The narrative usually goes something like this: Ideological zealots (read: conservatives), abandoning all pretense of pragmatism (apparently it isn’t practical to have principles) are threatening to drive the party of a cliff. Yet one enlightened moderate, free of all that ideological ballast, holds the potential to lead the party boldly into the future if only the flat-earthers would get out of his way.  The moderate is sensible, temperate, and judicious.  The conservative is either mentally unhinged or has sold his soul to Karl Rove.

That’s basically the tact that Time’s Joe Klein (whose consistent ability to be wrong in print deserves a Pulitzer) takes in his profile of the GOP primary contest for the open U.S. Senate seat in Florida.  Klein portrays Florida’s moderate governor, Charlie Crist, as a good-natured centrist being driven to the wall by wild-eyed right-wing activists.  Meanwhile, conservative former Florida House Speaker Marco Rubio is shot down on the grounds that (a) the Florida GOP chairman doesn’t like purists (since all of us recognize the unalloyed majesty and power of state chairmen) and (b) Jeb Bush’s decision to create public hurricane insurance half a decade ago proves that limited government won’t work in the Sunshine State.

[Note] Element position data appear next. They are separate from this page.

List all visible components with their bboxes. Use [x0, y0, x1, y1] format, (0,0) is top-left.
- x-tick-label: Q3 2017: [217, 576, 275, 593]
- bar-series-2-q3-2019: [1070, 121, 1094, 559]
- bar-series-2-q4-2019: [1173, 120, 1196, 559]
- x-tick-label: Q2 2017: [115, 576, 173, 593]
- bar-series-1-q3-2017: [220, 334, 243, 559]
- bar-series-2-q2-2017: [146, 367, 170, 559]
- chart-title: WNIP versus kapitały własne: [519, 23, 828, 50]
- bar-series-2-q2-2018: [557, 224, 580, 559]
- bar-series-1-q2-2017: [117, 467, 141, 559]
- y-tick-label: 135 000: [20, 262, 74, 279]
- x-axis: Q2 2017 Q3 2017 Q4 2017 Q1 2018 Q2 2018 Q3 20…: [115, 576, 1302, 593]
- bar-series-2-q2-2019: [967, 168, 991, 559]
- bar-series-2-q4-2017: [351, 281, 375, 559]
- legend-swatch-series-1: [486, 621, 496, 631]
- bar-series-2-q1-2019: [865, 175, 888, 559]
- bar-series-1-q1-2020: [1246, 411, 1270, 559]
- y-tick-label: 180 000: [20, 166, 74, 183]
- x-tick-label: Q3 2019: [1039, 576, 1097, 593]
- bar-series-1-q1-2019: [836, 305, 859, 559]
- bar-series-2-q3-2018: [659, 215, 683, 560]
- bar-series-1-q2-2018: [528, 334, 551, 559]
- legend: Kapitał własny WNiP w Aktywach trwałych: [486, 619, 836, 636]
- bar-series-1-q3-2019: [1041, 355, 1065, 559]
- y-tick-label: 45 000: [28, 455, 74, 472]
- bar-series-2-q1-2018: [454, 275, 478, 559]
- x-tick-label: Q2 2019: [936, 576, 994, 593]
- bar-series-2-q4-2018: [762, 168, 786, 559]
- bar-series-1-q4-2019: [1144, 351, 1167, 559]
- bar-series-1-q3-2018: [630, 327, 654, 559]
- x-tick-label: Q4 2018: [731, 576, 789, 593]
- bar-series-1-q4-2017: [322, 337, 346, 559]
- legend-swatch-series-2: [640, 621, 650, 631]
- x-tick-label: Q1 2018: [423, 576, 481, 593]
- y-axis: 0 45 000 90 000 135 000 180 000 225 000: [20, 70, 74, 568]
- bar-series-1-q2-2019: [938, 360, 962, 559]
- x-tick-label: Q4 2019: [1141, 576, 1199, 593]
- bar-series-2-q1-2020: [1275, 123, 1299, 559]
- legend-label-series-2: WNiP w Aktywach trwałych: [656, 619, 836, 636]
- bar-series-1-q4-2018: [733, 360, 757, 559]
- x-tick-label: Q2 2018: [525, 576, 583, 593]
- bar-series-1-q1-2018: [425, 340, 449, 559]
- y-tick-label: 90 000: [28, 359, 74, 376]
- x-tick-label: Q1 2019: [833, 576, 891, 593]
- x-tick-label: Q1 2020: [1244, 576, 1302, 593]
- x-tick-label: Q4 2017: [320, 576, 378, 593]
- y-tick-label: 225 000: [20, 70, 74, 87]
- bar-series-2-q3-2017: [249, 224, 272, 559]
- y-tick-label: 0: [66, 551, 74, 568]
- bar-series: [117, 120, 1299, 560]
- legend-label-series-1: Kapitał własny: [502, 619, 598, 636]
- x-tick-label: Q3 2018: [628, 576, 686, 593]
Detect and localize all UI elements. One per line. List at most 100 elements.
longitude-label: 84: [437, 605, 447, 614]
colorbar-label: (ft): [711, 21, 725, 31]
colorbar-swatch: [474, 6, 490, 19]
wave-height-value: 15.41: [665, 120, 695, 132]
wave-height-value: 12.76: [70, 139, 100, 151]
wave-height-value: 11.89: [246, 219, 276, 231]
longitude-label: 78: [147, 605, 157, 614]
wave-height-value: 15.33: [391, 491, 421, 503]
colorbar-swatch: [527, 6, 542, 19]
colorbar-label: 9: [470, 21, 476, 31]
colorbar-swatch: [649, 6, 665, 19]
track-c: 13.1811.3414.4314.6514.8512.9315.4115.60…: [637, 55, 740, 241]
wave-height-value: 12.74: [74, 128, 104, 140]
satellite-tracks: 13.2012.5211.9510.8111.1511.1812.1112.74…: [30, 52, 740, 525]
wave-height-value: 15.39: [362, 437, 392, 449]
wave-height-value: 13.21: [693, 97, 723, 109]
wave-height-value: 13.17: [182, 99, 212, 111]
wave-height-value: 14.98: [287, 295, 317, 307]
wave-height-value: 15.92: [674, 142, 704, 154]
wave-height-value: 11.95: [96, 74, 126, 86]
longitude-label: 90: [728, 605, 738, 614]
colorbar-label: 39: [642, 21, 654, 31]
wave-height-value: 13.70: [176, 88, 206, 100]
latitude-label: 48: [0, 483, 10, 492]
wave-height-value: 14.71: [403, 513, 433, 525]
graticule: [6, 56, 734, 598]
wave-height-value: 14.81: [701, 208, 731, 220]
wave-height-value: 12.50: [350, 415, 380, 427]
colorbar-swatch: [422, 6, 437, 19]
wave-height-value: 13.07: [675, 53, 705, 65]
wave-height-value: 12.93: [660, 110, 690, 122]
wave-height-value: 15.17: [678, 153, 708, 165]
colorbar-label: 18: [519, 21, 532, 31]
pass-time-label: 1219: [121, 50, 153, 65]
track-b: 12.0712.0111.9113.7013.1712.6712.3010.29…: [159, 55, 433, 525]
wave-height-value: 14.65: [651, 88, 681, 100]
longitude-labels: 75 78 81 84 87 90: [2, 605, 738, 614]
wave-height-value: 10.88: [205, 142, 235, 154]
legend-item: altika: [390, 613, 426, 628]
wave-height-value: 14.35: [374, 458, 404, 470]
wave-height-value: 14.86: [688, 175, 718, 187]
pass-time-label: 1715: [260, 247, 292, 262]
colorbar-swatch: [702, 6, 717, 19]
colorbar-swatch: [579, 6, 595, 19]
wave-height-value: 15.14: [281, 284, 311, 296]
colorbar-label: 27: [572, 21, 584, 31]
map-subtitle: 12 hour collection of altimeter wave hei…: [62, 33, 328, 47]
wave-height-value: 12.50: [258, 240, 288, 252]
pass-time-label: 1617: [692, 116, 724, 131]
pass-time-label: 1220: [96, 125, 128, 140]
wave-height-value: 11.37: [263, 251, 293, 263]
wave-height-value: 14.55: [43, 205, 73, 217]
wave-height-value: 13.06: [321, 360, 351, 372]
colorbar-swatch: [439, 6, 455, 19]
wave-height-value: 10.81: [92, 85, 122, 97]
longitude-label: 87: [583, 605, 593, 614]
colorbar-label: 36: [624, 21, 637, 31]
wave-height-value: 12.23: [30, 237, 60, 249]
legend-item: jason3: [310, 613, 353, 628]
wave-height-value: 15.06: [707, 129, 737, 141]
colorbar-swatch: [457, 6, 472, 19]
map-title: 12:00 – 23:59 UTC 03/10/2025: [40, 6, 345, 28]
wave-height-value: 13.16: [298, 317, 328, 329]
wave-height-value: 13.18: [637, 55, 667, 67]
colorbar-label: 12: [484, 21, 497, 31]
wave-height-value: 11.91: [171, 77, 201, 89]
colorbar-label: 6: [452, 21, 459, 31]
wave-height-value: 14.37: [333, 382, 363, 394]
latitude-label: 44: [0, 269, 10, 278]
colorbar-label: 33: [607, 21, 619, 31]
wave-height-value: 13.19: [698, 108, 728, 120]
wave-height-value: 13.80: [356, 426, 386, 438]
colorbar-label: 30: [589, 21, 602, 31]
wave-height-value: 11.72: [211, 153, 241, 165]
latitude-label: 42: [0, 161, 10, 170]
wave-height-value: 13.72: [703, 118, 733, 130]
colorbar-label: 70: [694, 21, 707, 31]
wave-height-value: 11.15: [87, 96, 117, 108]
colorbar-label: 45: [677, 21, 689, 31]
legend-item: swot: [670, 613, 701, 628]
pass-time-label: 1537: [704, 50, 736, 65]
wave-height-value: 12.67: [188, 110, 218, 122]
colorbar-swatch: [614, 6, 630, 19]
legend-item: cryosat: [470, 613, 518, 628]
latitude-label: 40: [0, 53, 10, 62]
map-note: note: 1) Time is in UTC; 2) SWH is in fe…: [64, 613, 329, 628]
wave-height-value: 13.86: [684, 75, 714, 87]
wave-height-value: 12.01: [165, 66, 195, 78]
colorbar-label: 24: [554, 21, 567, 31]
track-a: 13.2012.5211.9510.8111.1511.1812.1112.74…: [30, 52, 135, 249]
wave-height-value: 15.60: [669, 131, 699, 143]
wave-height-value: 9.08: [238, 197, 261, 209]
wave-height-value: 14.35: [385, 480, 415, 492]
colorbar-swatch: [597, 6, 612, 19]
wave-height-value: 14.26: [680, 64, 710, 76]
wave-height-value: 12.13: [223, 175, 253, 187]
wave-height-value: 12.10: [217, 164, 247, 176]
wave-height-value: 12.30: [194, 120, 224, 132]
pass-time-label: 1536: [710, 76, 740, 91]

Of all the candidates aiming to leap onto the national stage in gubernatorial or senate races next year, Rubio is far and away the most impressive addition to the conservative movement.  An enterprising conservative or moderate journalist (or even an intellectually honest liberal) would have seen that the real story here is how a relatively unknown, underfunded conservative has started destroying the lead of a popular moderate govenor in one of the nation’s largest states. That’s not the story that Joe Klein wrote. Unfortunately, it’s probably not one he’s capable of writing.